SportsWomen's Basketball

Shifting into high gear



Tristan Coolen

Oregon women’s basketball head coach Paul Westhead was asked at last week’s media day how long, in his estimation, it would take the Ducks’ current players to fully adjust to his fast-breaking offensive system.
 

“A day, a week, (or) a lifetime,” Westhead said. “It’s really hard to predict. Being with them in the spring and the fall, their enthusiasm, their willingness to (understand the system) bodes well.”
 

Much has been made of the Ducks’ lack of “ideal players” for a fast break system, implying a longer adjustment time than most. But Westhead does have positional flexibility among his players that can suit whatever lineup fits him.
 

The players believe that the system fits them equally well.
 

“I absolutely love the running system,” redshirt junior Victoria Kenyon said. “It’s real similar to the European style of play, which I’m really familiar with. I’m much more comfortable.”
 

Kenyon is one of four players along with Lindsey Saffold, Aliyah Green and Tatianna Thomas listed liberally on the roster as a “guard/forward” — wing players in the fast-break offense. Kenyon and Saffold were both used as post players at times last season, in addition to a small forward role along the wings.
 

“(Coach Westhead’s system) encourages everybody to take advantage of our athleticism,” Kenyon said.
 

This includes the Ducks’ true post players, of which only three remain: Nicole Canepa, Ellyce Ironmonger and Amanda Johnson.
 

“I liked how she introduced herself … power forward,” Westhead said of the media day introduction of Johnson, the Ducks’ leading rebounder last season. “She’s a versatile player.”
 

Canepa, a lean 6-foot-5-inch post, missed 10 games last season due to injuries but is healthy for this season and can run the court well.
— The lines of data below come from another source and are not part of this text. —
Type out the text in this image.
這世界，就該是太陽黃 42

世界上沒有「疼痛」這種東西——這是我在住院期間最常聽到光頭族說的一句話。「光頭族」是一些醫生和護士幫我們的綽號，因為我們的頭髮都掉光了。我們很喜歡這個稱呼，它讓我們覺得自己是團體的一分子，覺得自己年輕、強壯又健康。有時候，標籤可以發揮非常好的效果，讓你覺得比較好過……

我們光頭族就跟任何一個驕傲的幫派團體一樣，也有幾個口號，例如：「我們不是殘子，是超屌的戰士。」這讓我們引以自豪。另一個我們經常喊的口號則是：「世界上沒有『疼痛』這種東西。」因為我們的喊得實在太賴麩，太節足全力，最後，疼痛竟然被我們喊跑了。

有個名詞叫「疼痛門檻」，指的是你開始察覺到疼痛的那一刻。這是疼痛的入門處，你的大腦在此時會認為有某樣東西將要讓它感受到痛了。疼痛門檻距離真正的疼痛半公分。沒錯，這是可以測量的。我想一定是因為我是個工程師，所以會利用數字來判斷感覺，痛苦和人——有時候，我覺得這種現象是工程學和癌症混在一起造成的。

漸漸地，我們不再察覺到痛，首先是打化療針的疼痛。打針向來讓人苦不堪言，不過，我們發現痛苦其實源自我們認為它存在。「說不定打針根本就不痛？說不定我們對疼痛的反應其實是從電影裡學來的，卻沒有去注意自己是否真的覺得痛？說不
The 6-foot-4-inch Ironmonger is a more grounded player who found success in former head coach Bev Smith’s half-court offense.
 

“You would not say on the surface that (Ironmonger) is the classic fast-break player, more of a slow-paced, methodical player,” Westhead said. “But she shoots that outside jumper so well that she fits what the trail big in my system does. I could travel around to a lot places trying to find someone who shoots the ball like that, and here she is.”
 

In the backcourt, Westhead has last year’s top two scorers in Micaela Cocks and Taylor Lilley along with Nia Jackson, who has returned from a torn ACL in her left knee, and junior college transfers Kristi Fallin and Candyce Flynn. For all the collective athletic talent present in the Oregon backcourt, each player must become accustomed to Westhead’s system.
 

“I still have a lot to learn,” Flynn said. “This is the real deal.”
 

Flynn, a native of Cleveland, spent last season at Rend Lake College in Ina, Ill., where she won all-Great Rivers Athletic Conference honors after transferring in from Morehead State. She had just graduated from Rend Lake and was unsure of her future when Oregon assistant coach Keila Whittington came calling, scholarship in tow.
 

Having been with the Ducks for two months, Flynn has had her eyes opened repeatedly by Westhead.
 

“That if you think you’re going fast, you’re not going fast enough,” Flynn said. “You can always go faster, you can always do better. Where you’re at is never enough.
 

“It keeps me motivated. I think, if I think I’m doing this good, I need to be doing better.”
 

In the pursuit of going faster, Flynn and the Ducks hope to turn the program’s fortunes around in the process.
 

“My challenge is to make this team form the habit of winning,” Westhead said. “That’s what I’m trying to do.”